Contact tracing is a core surveillance activity during this period. This involves the identification of persons, their routes and timelines, to know who they came in contact with and when. Right now, contact tracing involves governments appealing to people to turn themselves in if they had made contact with confirmed cases.
To do this effectively, there must be proper prior documentation. Paper-based contact tracing, besides encouraging surface touch, is sure to include erroneous data collection and promises a tiresome process of retracing.
A Digital Data Capture and Management System, however, has the benefit to improve data completeness, timely capture storage, accuracy, and data organization. This will allow for the rapid identification of the movement pattern of people who become symptomatic and the transmission chain in that particular location. This will also improve data exchange, as the data can be easily downloaded and exported to government bodies like the NCDC for proper tracking and for the purpose of informing people in the transmission chain to self-isolate and get tested.
To effectively and efficiently carry out a nation-wide clinical trial, a Data Capture and Management System is a necessity. This system will allow for a digital and more mobile approach to clinical trials using web-based forms to facilitate the quick reporting of data and trends, and thus, quick decision making. Clinical staff can record daily reports, collect location-based results, export data for analysis, and visually document hypothesis.
This system will also create a centralized cloud-based healthcare data network to document volunteers, experiments, observations, causes and effects, vaccine monitoring and real-time analysis of implemented measures and administered trial drugs during clinical research.
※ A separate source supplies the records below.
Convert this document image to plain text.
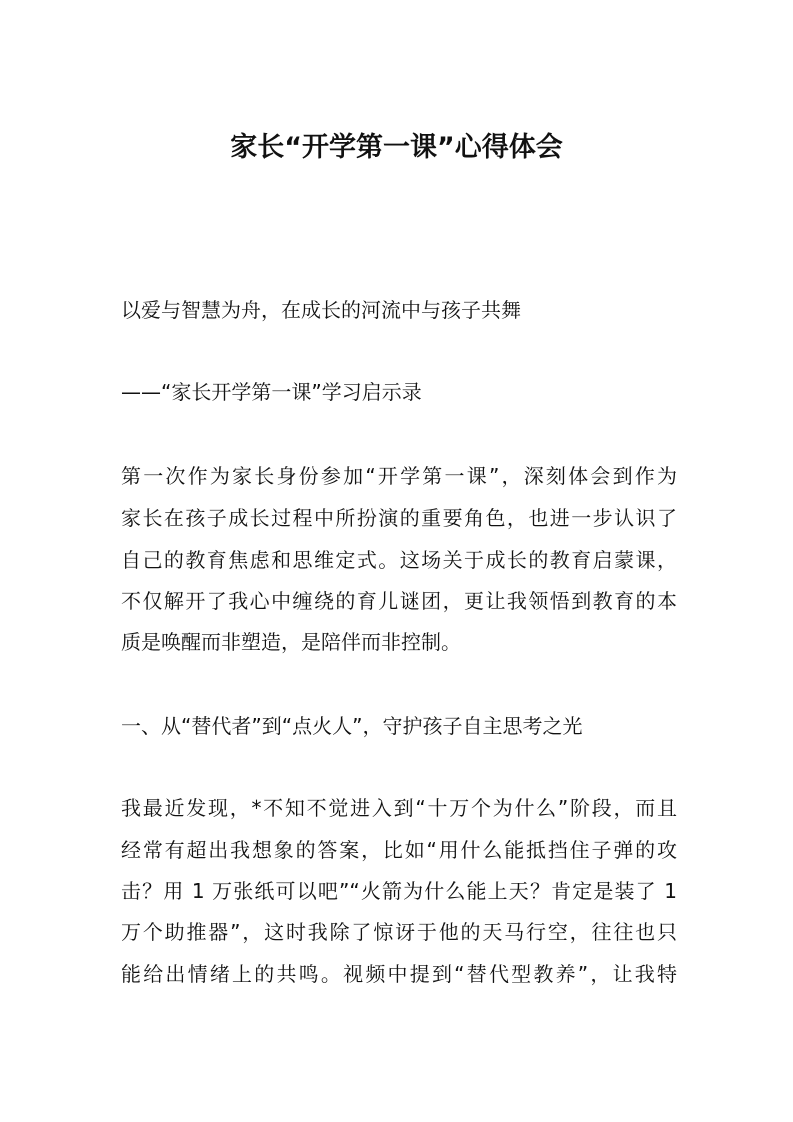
家长“开学第一课”心得体会
以爱与智慧为舟，在成长的河流中与孩子共舞
——“家长开学第一课”学习启示录
第一次作为家长身份参加“开学第一课”，深刻体会到作为
家长在孩子成长过程中所扮演的重要角色，也进一步认识了
自己的教育焦虑和思维定式。这场关于成长的教育启蒙课，
不仅解开了我心中缠绕的育儿谜团，更让我领悟到教育的本
质是唤醒而非塑造，是陪伴而非控制。
一、从“替代者”到“点火人”，守护孩子自主思考之光
我最近发现，*不知不觉进入到“十万个为什么”阶段，而且
经常有超出我想象的答案，比如“用什么能抵挡住子弹的攻
击？用 1 万张纸可以吧”“火箭为什么能上天？肯定是装了 1
万个助推器”，这时我除了惊讶于他的天马行空，往往也只
能给出情绪上的共鸣。视频中提到“替代型教养”，让我特
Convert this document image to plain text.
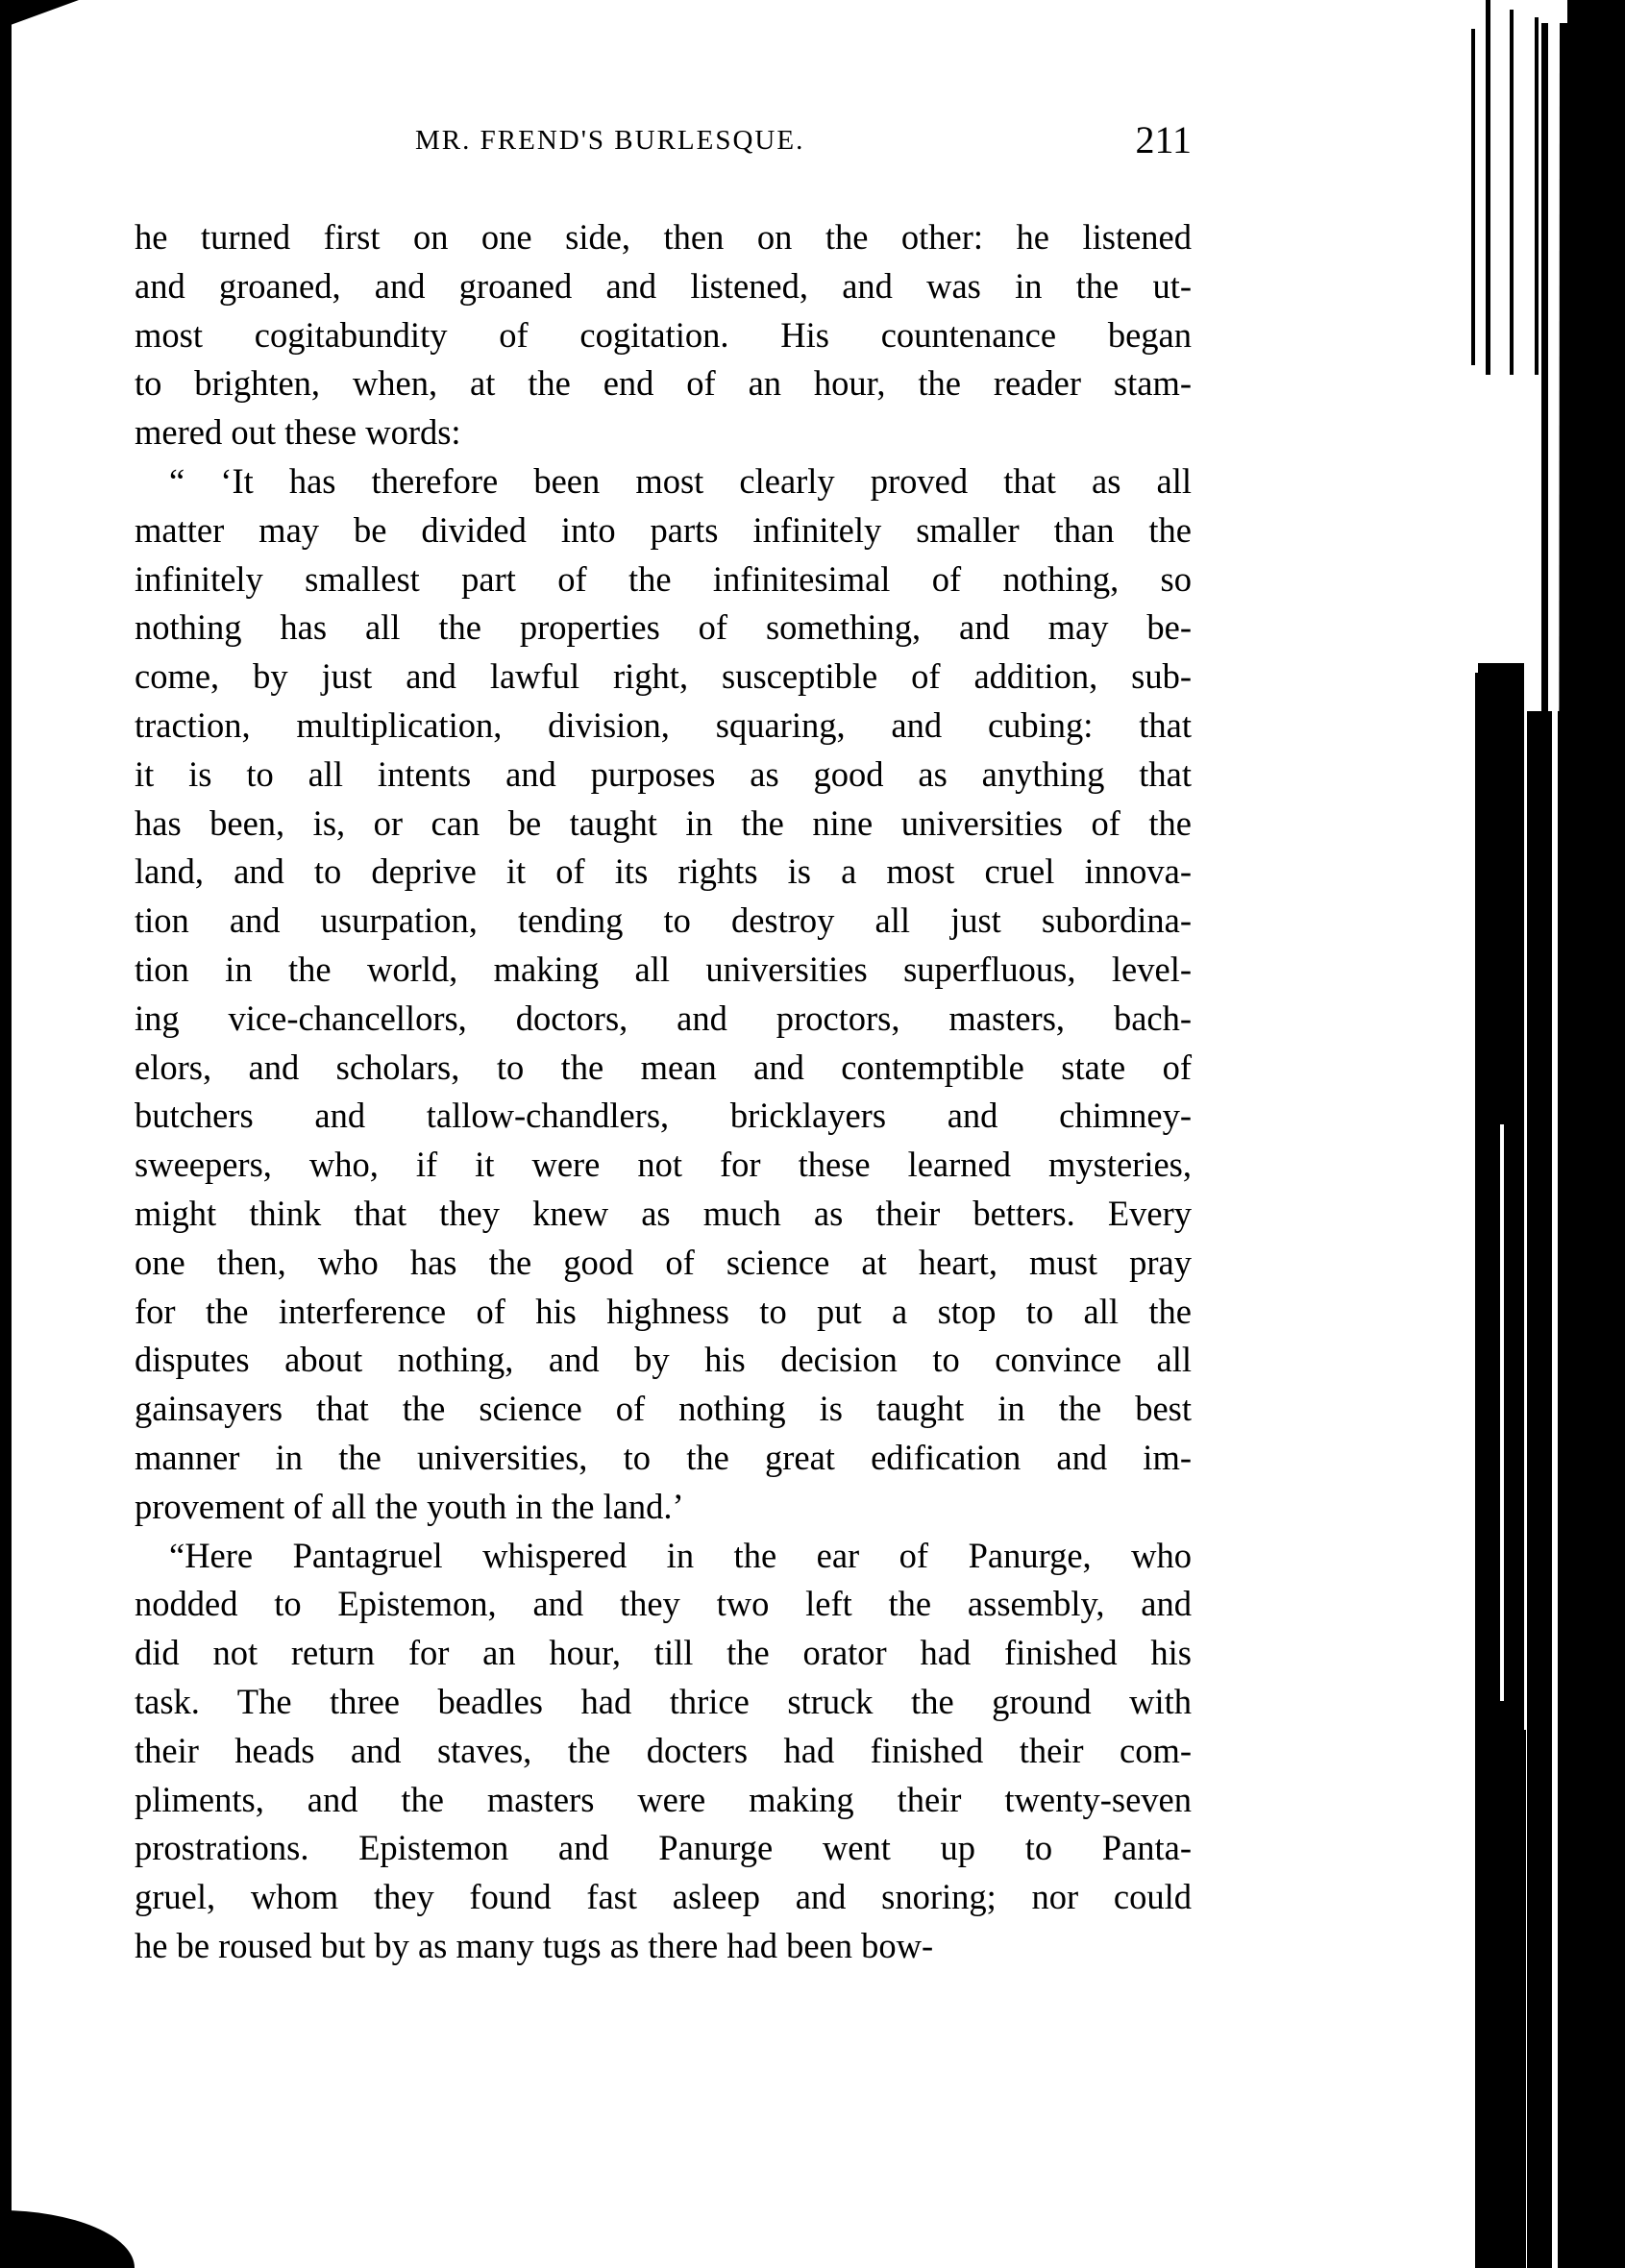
MR. FREND'S BURLESQUE.	211
he turned first on one side, then on the other: he listened
and groaned, and groaned and listened, and was in the ut-
most cogitabundity of cogitation. His countenance began
to brighten, when, at the end of an hour, the reader stam-
mered out these words:
“ ‘It has therefore been most clearly proved that as all
matter may be divided into parts infinitely smaller than the
infinitely smallest part of the infinitesimal of nothing, so
nothing has all the properties of something, and may be-
come, by just and lawful right, susceptible of addition, sub-
traction, multiplication, division, squaring, and cubing: that
it is to all intents and purposes as good as anything that
has been, is, or can be taught in the nine universities of the
land, and to deprive it of its rights is a most cruel innova-
tion and usurpation, tending to destroy all just subordina-
tion in the world, making all universities superfluous, level-
ing vice-chancellors, doctors, and proctors, masters, bach-
elors, and scholars, to the mean and contemptible state of
butchers and tallow-chandlers, bricklayers and chimney-
sweepers, who, if it were not for these learned mysteries,
might think that they knew as much as their betters. Every
one then, who has the good of science at heart, must pray
for the interference of his highness to put a stop to all the
disputes about nothing, and by his decision to convince all
gainsayers that the science of nothing is taught in the best
manner in the universities, to the great edification and im-
provement of all the youth in the land.’
“Here Pantagruel whispered in the ear of Panurge, who
nodded to Epistemon, and they two left the assembly, and
did not return for an hour, till the orator had finished his
task. The three beadles had thrice struck the ground with
their heads and staves, the docters had finished their com-
pliments, and the masters were making their twenty-seven
prostrations. Epistemon and Panurge went up to Panta-
gruel, whom they found fast asleep and snoring; nor could
he be roused but by as many tugs as there had been bow-
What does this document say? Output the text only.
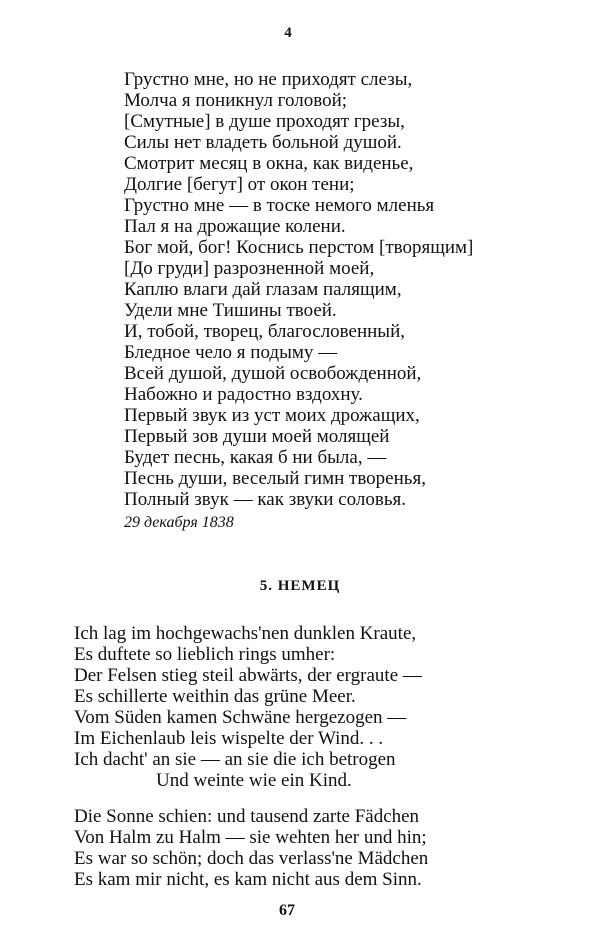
4
Грустно мне, но не приходят слезы,
Молча я поникнул головой;
[Смутные] в душе проходят грезы,
Силы нет владеть больной душой.
Смотрит месяц в окна, как виденье,
Долгие [бегут] от окон тени;
Грустно мне — в тоске немого мленья
Пал я на дрожащие колени.
Бог мой, бог! Коснись перстом [творящим]
[До груди] разрозненной моей,
Каплю влаги дай глазам палящим,
Удели мне Тишины твоей.
И, тобой, творец, благословенный,
Бледное чело я подыму —
Всей душой, душой освобожденной,
Набожно и радостно вздохну.
Первый звук из уст моих дрожащих,
Первый зов души моей молящей
Будет песнь, какая б ни была, —
Песнь души, веселый гимн творенья,
Полный звук — как звуки соловья.
29 декабря 1838
5. НЕМЕЦ
Ich lag im hochgewachs'nen dunklen Kraute,
Es duftete so lieblich rings umher:
Der Felsen stieg steil abwärts, der ergraute —
Es schillerte weithin das grüne Meer.
Vom Süden kamen Schwäne hergezogen —
Im Eichenlaub leis wispelte der Wind. . .
Ich dacht' an sie — an sie die ich betrogen
Und weinte wie ein Kind.
Die Sonne schien: und tausend zarte Fädchen
Von Halm zu Halm — sie wehten her und hin;
Es war so schön; doch das verlass'ne Mädchen
Es kam mir nicht, es kam nicht aus dem Sinn.
67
It will also create a data-sharing system, where data can be shared, in real-time, between hospitals and larger bodies like the NCDC for proper documentation, following strict data privacy and pre-set access control policies. The digital approach will mitigate against data quality oversight as data anomalies will be discovered faster.
The flexibility of a Digital Data Capture and Management System can allow for remote monitoring of individuals in self-isolation. This routine checkup will begin when an individual is asked or chooses to self-isolate for any reason. Healthcare providers will share a link to a monitoring form which the individual can access on a smartphone or any mobile device. In this form, the individual can input their symptoms or lack of it every day until the isolation period is over (usually 14days).
This data is visible to the admins (heath providers or NCDC) on an intuitive dashboard so they can monitor the individuals closely and know when to jump in. The data is also location-based so it is easy to flag when isolated individuals have moved from their designated locations.
Conclusively, having given the 4 ways we know technology can help to flatten the curve, we are proposing that every country right now gets started with a Data Capture and Management System that has demonstrated the potential to improve the quality of data collection, surveillance, analysis, and secure data transport.
It is important to note that Coronavirus is rapidly evolving. Stay informed, maintain clean hand and respiratory hygiene, self-isolate if you’re unsure, report yourself if your symptoms are suggestive, don’t panic and stay safe.